Talk about rejection and redemption!  Kathryn Stockett, author of the bestselling book, and now highly successful movie, The Help, received 60 rejection letters over 3 and a half years—and still didn’t give up. Good thing she didn’t.

(Be sure to view the film's trailer at bottom of post.)

The Help is a rich treatise on growing up in Mississippi.  It is written from the perspective of a white woman from the South who writes from the viewpoint of African-American maids. 

The book deals with the complicated relationships between African-American domestic servants and the white women who employed them.  Set in pre-civil rights Mississippi, the book  has spent over 30 weeks on the New York Times' best-seller list.

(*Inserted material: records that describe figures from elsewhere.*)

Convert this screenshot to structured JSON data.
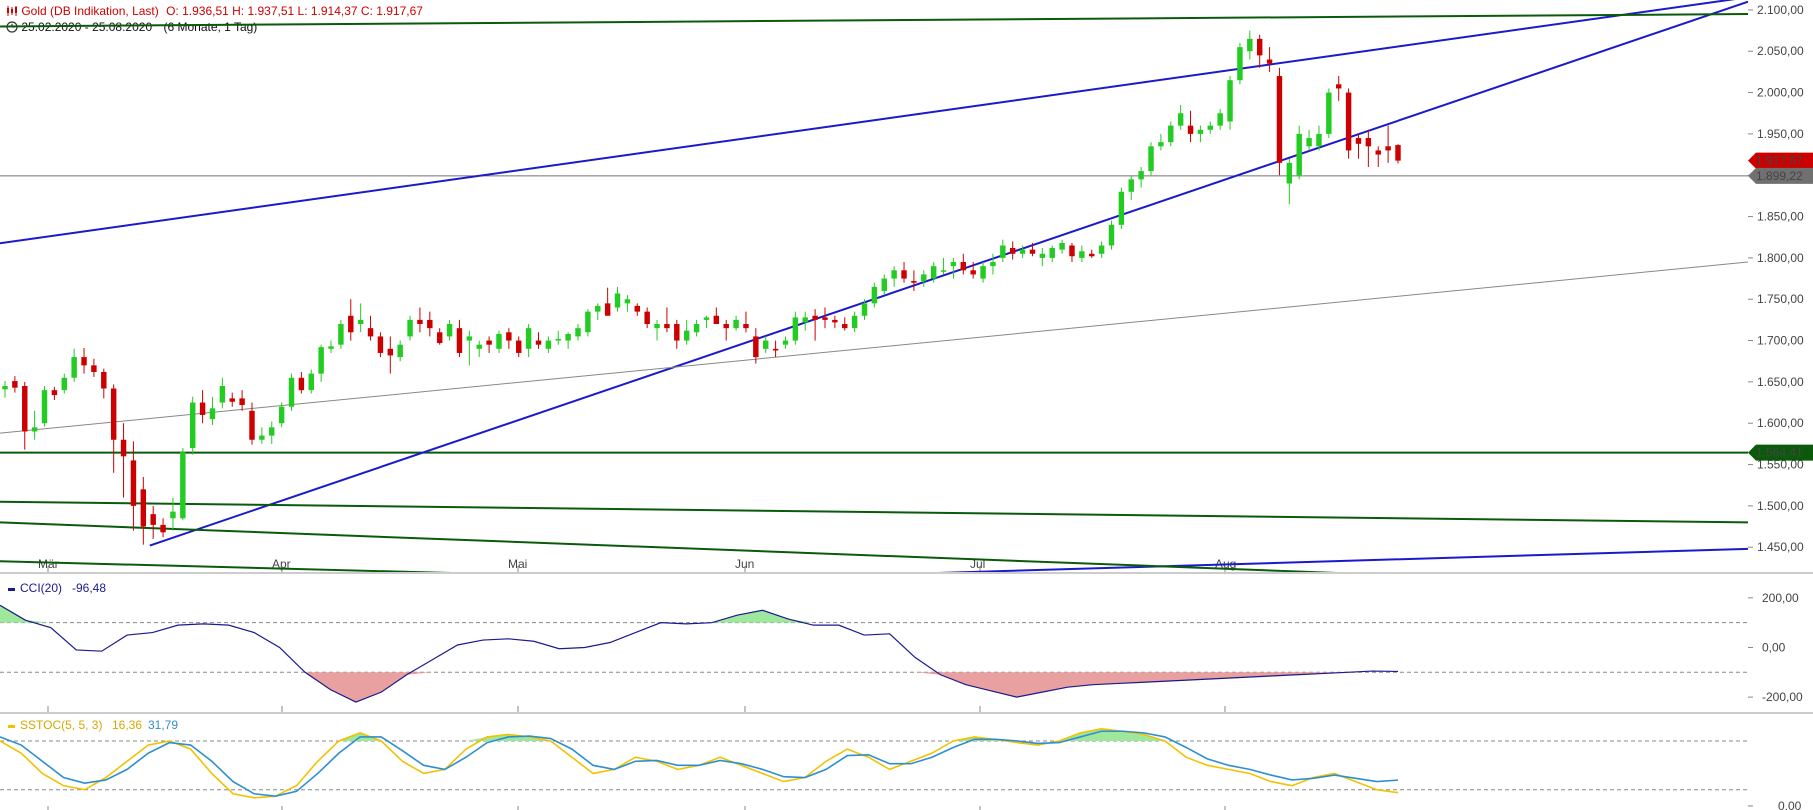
{
  "header": {
    "title": "Gold (DB Indikation, Last)",
    "ohlc": "O: 1.936,51  H: 1.937,51  L: 1.914,37  C: 1.917,67",
    "date_range": "25.02.2020 - 25.08.2020",
    "period": "(6 Monate, 1 Tag)",
    "icons": [
      "chart-type-icon",
      "clock-icon"
    ]
  },
  "colors": {
    "up": "#22cc22",
    "down": "#cc0000",
    "trend_blue": "#1a1acc",
    "trend_green": "#0b5a0b",
    "gray_line": "#888888",
    "cci_line": "#1a1a8c",
    "stoch_k": "#f2c200",
    "stoch_d": "#2e8fd0",
    "fill_green": "#9ee89e",
    "fill_red": "#e8a0a0"
  },
  "chart_data": [
    {
      "type": "candlestick",
      "title": "Gold (DB Indikation, Last)",
      "x_ticks": [
        "Mär",
        "Apr",
        "Mai",
        "Jun",
        "Jul",
        "Aug"
      ],
      "y_ticks": [
        "1.450,00",
        "1.500,00",
        "1.550,00",
        "1.600,00",
        "1.650,00",
        "1.700,00",
        "1.750,00",
        "1.800,00",
        "1.850,00",
        "1.900,00",
        "1.950,00",
        "2.000,00",
        "2.050,00",
        "2.100,00"
      ],
      "ylim": [
        1420,
        2112
      ],
      "price_tags": [
        {
          "label": "1.917,67",
          "value": 1917.67,
          "color": "#cc0000"
        },
        {
          "label": "1.899,22",
          "value": 1899.22,
          "color": "#707070"
        },
        {
          "label": "1.564,41",
          "value": 1564.41,
          "color": "#0b5a0b"
        }
      ],
      "horizontal_lines": [
        {
          "value": 1899.22,
          "color": "#707070"
        },
        {
          "value": 1564.41,
          "color": "#0b5a0b"
        }
      ],
      "candles": [
        [
          1641,
          1651,
          1631,
          1645
        ],
        [
          1651,
          1657,
          1637,
          1643
        ],
        [
          1645,
          1650,
          1568,
          1590
        ],
        [
          1590,
          1615,
          1580,
          1595
        ],
        [
          1600,
          1645,
          1596,
          1640
        ],
        [
          1640,
          1644,
          1628,
          1634
        ],
        [
          1640,
          1660,
          1636,
          1655
        ],
        [
          1655,
          1690,
          1650,
          1680
        ],
        [
          1680,
          1691,
          1660,
          1670
        ],
        [
          1670,
          1678,
          1656,
          1662
        ],
        [
          1662,
          1666,
          1630,
          1642
        ],
        [
          1642,
          1647,
          1540,
          1580
        ],
        [
          1580,
          1600,
          1510,
          1560
        ],
        [
          1555,
          1578,
          1470,
          1500
        ],
        [
          1520,
          1535,
          1453,
          1475
        ],
        [
          1490,
          1500,
          1460,
          1477
        ],
        [
          1477,
          1485,
          1462,
          1468
        ],
        [
          1485,
          1510,
          1470,
          1493
        ],
        [
          1485,
          1570,
          1483,
          1565
        ],
        [
          1570,
          1632,
          1562,
          1625
        ],
        [
          1625,
          1640,
          1600,
          1610
        ],
        [
          1605,
          1632,
          1598,
          1618
        ],
        [
          1625,
          1655,
          1618,
          1645
        ],
        [
          1630,
          1637,
          1620,
          1626
        ],
        [
          1630,
          1640,
          1615,
          1622
        ],
        [
          1615,
          1625,
          1574,
          1580
        ],
        [
          1580,
          1595,
          1575,
          1585
        ],
        [
          1585,
          1602,
          1575,
          1595
        ],
        [
          1600,
          1625,
          1595,
          1620
        ],
        [
          1620,
          1660,
          1615,
          1655
        ],
        [
          1655,
          1662,
          1636,
          1640
        ],
        [
          1640,
          1665,
          1636,
          1660
        ],
        [
          1660,
          1695,
          1650,
          1692
        ],
        [
          1690,
          1700,
          1685,
          1693
        ],
        [
          1695,
          1725,
          1690,
          1720
        ],
        [
          1730,
          1750,
          1700,
          1710
        ],
        [
          1720,
          1745,
          1710,
          1725
        ],
        [
          1715,
          1730,
          1700,
          1705
        ],
        [
          1705,
          1710,
          1680,
          1685
        ],
        [
          1690,
          1705,
          1660,
          1682
        ],
        [
          1680,
          1700,
          1675,
          1695
        ],
        [
          1705,
          1730,
          1700,
          1725
        ],
        [
          1725,
          1740,
          1710,
          1720
        ],
        [
          1725,
          1735,
          1705,
          1715
        ],
        [
          1710,
          1715,
          1695,
          1697
        ],
        [
          1705,
          1725,
          1700,
          1720
        ],
        [
          1715,
          1725,
          1680,
          1685
        ],
        [
          1700,
          1712,
          1670,
          1705
        ],
        [
          1690,
          1700,
          1680,
          1695
        ],
        [
          1700,
          1705,
          1685,
          1695
        ],
        [
          1690,
          1712,
          1685,
          1708
        ],
        [
          1710,
          1715,
          1690,
          1700
        ],
        [
          1700,
          1705,
          1680,
          1685
        ],
        [
          1690,
          1720,
          1680,
          1715
        ],
        [
          1700,
          1710,
          1690,
          1695
        ],
        [
          1690,
          1705,
          1685,
          1700
        ],
        [
          1700,
          1712,
          1695,
          1702
        ],
        [
          1700,
          1710,
          1690,
          1708
        ],
        [
          1705,
          1720,
          1700,
          1715
        ],
        [
          1710,
          1738,
          1705,
          1735
        ],
        [
          1735,
          1745,
          1725,
          1742
        ],
        [
          1745,
          1764,
          1735,
          1730
        ],
        [
          1740,
          1765,
          1735,
          1757
        ],
        [
          1745,
          1755,
          1735,
          1750
        ],
        [
          1742,
          1745,
          1730,
          1735
        ],
        [
          1735,
          1740,
          1715,
          1720
        ],
        [
          1715,
          1725,
          1700,
          1720
        ],
        [
          1720,
          1740,
          1710,
          1715
        ],
        [
          1720,
          1725,
          1690,
          1700
        ],
        [
          1700,
          1725,
          1695,
          1712
        ],
        [
          1710,
          1725,
          1705,
          1720
        ],
        [
          1725,
          1730,
          1715,
          1728
        ],
        [
          1730,
          1740,
          1725,
          1720
        ],
        [
          1720,
          1725,
          1700,
          1715
        ],
        [
          1715,
          1730,
          1712,
          1725
        ],
        [
          1720,
          1735,
          1710,
          1715
        ],
        [
          1705,
          1715,
          1672,
          1680
        ],
        [
          1690,
          1705,
          1685,
          1700
        ],
        [
          1690,
          1700,
          1680,
          1688
        ],
        [
          1695,
          1705,
          1690,
          1700
        ],
        [
          1700,
          1735,
          1695,
          1728
        ],
        [
          1722,
          1735,
          1712,
          1728
        ],
        [
          1730,
          1738,
          1700,
          1725
        ],
        [
          1728,
          1740,
          1715,
          1725
        ],
        [
          1725,
          1730,
          1715,
          1722
        ],
        [
          1720,
          1728,
          1712,
          1715
        ],
        [
          1715,
          1735,
          1710,
          1730
        ],
        [
          1730,
          1750,
          1725,
          1745
        ],
        [
          1745,
          1770,
          1740,
          1765
        ],
        [
          1760,
          1780,
          1755,
          1775
        ],
        [
          1775,
          1790,
          1765,
          1785
        ],
        [
          1785,
          1795,
          1770,
          1775
        ],
        [
          1772,
          1785,
          1760,
          1770
        ],
        [
          1772,
          1785,
          1765,
          1780
        ],
        [
          1775,
          1795,
          1770,
          1790
        ],
        [
          1785,
          1800,
          1780,
          1785
        ],
        [
          1790,
          1800,
          1775,
          1795
        ],
        [
          1795,
          1805,
          1780,
          1785
        ],
        [
          1785,
          1795,
          1775,
          1780
        ],
        [
          1775,
          1795,
          1770,
          1790
        ],
        [
          1790,
          1805,
          1780,
          1795
        ],
        [
          1800,
          1822,
          1795,
          1815
        ],
        [
          1812,
          1820,
          1798,
          1805
        ],
        [
          1805,
          1815,
          1800,
          1810
        ],
        [
          1810,
          1818,
          1802,
          1805
        ],
        [
          1800,
          1812,
          1790,
          1805
        ],
        [
          1800,
          1815,
          1795,
          1812
        ],
        [
          1810,
          1822,
          1805,
          1818
        ],
        [
          1815,
          1818,
          1795,
          1802
        ],
        [
          1800,
          1815,
          1795,
          1808
        ],
        [
          1805,
          1810,
          1800,
          1802
        ],
        [
          1805,
          1820,
          1800,
          1815
        ],
        [
          1815,
          1845,
          1810,
          1840
        ],
        [
          1840,
          1885,
          1835,
          1880
        ],
        [
          1880,
          1900,
          1870,
          1895
        ],
        [
          1895,
          1910,
          1885,
          1905
        ],
        [
          1905,
          1940,
          1900,
          1935
        ],
        [
          1935,
          1950,
          1930,
          1940
        ],
        [
          1940,
          1965,
          1935,
          1960
        ],
        [
          1960,
          1985,
          1955,
          1975
        ],
        [
          1960,
          1978,
          1940,
          1950
        ],
        [
          1950,
          1960,
          1940,
          1955
        ],
        [
          1955,
          1965,
          1950,
          1960
        ],
        [
          1960,
          1980,
          1955,
          1975
        ],
        [
          1965,
          2020,
          1955,
          2015
        ],
        [
          2015,
          2060,
          2010,
          2055
        ],
        [
          2050,
          2075,
          2040,
          2065
        ],
        [
          2065,
          2070,
          2030,
          2045
        ],
        [
          2040,
          2055,
          2025,
          2035
        ],
        [
          2020,
          2030,
          1900,
          1915
        ],
        [
          1890,
          1920,
          1865,
          1915
        ],
        [
          1900,
          1960,
          1895,
          1950
        ],
        [
          1935,
          1955,
          1930,
          1945
        ],
        [
          1935,
          1960,
          1930,
          1950
        ],
        [
          1950,
          2005,
          1945,
          2000
        ],
        [
          2010,
          2020,
          1990,
          2005
        ],
        [
          2000,
          2005,
          1920,
          1930
        ],
        [
          1945,
          1950,
          1920,
          1938
        ],
        [
          1945,
          1955,
          1910,
          1935
        ],
        [
          1930,
          1935,
          1910,
          1925
        ],
        [
          1935,
          1960,
          1915,
          1930
        ],
        [
          1936.51,
          1937.51,
          1914.37,
          1917.67
        ]
      ],
      "trend_lines": [
        {
          "x1": -1,
          "y1": 1520,
          "x2": 1.15,
          "y2": 2160,
          "color": "#1a1acc"
        },
        {
          "x1": 0.0857,
          "y1": 1452,
          "x2": 1.0,
          "y2": 2110,
          "color": "#1a1acc"
        },
        {
          "x1": 0.27,
          "y1": 1402,
          "x2": 1.0,
          "y2": 1448,
          "color": "#1a1acc"
        },
        {
          "x1": 0,
          "y1": 2080,
          "x2": 1.0,
          "y2": 2095,
          "color": "#0b5a0b"
        },
        {
          "x1": 0,
          "y1": 1505,
          "x2": 1.0,
          "y2": 1480,
          "color": "#0b5a0b"
        },
        {
          "x1": 0,
          "y1": 1480,
          "x2": 1.0,
          "y2": 1400,
          "color": "#0b5a0b"
        },
        {
          "x1": 0,
          "y1": 1433,
          "x2": 0.6,
          "y2": 1400,
          "color": "#0b5a0b"
        },
        {
          "x1": 0,
          "y1": 1588,
          "x2": 1.0,
          "y2": 1795,
          "color": "#888888"
        }
      ]
    },
    {
      "type": "line",
      "title": "CCI(20)",
      "label": "CCI(20)",
      "value_label": "-96,48",
      "y_ticks": [
        "200,00",
        "0,00",
        "-200,00"
      ],
      "ylim": [
        -260,
        280
      ],
      "reference_lines": [
        100,
        -100
      ],
      "values": [
        170,
        110,
        80,
        -10,
        -15,
        50,
        60,
        90,
        95,
        90,
        60,
        0,
        -100,
        -170,
        -220,
        -180,
        -110,
        -50,
        10,
        30,
        35,
        25,
        -5,
        0,
        20,
        60,
        100,
        95,
        100,
        130,
        150,
        115,
        90,
        90,
        50,
        55,
        -40,
        -110,
        -150,
        -175,
        -200,
        -180,
        -160,
        -150,
        -145,
        -140,
        -135,
        -130,
        -125,
        -120,
        -115,
        -110,
        -105,
        -100,
        -95,
        -96.48
      ]
    },
    {
      "type": "line",
      "title": "SSTOC(5, 5, 3)",
      "label": "SSTOC(5, 5, 3)",
      "k_label": "16,36",
      "d_label": "31,79",
      "y_ticks": [
        "0,00"
      ],
      "ylim": [
        -5,
        112
      ],
      "reference_lines": [
        80,
        20
      ],
      "series": [
        {
          "name": "16,36",
          "values": [
            80,
            65,
            40,
            25,
            20,
            35,
            55,
            75,
            80,
            70,
            40,
            15,
            10,
            12,
            25,
            55,
            80,
            90,
            80,
            55,
            40,
            45,
            70,
            85,
            88,
            85,
            80,
            60,
            40,
            45,
            60,
            55,
            45,
            50,
            60,
            50,
            40,
            30,
            35,
            55,
            70,
            60,
            45,
            55,
            65,
            80,
            85,
            82,
            78,
            75,
            80,
            90,
            95,
            92,
            88,
            80,
            60,
            50,
            45,
            40,
            30,
            25,
            35,
            40,
            30,
            20,
            16.36
          ]
        },
        {
          "name": "31,79",
          "values": [
            85,
            75,
            55,
            35,
            28,
            32,
            45,
            65,
            78,
            75,
            55,
            30,
            15,
            12,
            18,
            40,
            65,
            85,
            85,
            68,
            50,
            45,
            60,
            78,
            85,
            86,
            83,
            70,
            50,
            45,
            55,
            56,
            50,
            50,
            56,
            52,
            45,
            36,
            35,
            45,
            62,
            63,
            52,
            52,
            60,
            72,
            82,
            82,
            80,
            77,
            78,
            85,
            92,
            92,
            90,
            85,
            72,
            58,
            50,
            45,
            38,
            32,
            34,
            38,
            34,
            30,
            31.79
          ]
        }
      ]
    }
  ]
}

In the author's own words:
...A few months later, I sent it to a few more agents. And received a few more rejections. Well, more like 15. I was a little less giddy this time, but I kept my chin up. “Maybe the next book will be the one,” a friend said. Next book? I wasn’t about to move on to the next one just because of a few stupid letters. I wanted to write this book.
A year and a half later, I opened my 40th rejection: “There is no market for this kind of tiring writing.” That one finally made me cry. “You have so much resolve, Kathryn,” a friend said to me. “How do you keep yourself from feeling like this has been just a huge waste of your time?”
That was a hard weekend. I spent it in pajamas, slothing around that racetrack of self-pity—you know the one, from sofa to chair to bed to refrigerator, starting over again on the sofa. But I couldn’t let go of The Help. Call it tenacity, call it resolve or call it what my husband calls it: stubbornness.
After rejection number 40, I started lying to my friends about what I did on the weekends. They were amazed by how many times a person could repaint her apartment. The truth was, I was embarrassed for my friends and family to know I was still working on the same story, the one nobody apparently wanted to read.
Aside from being an interesting vignette about a tenacious woman who believed in her story and wouldn't let go of that belief, it is also a cautionary tale for authors and authors-in-waiting.  We write from our hearts.  We write because we have to write.  And we receive rejections.  And that can be demoralizing.  But we  cannot give up on our dream.  We should not give up our dream.  Indeed, from Kathryn Stockett's amazing journey,  let's all take heart and laugh (at least, try to) in the face of "those letters."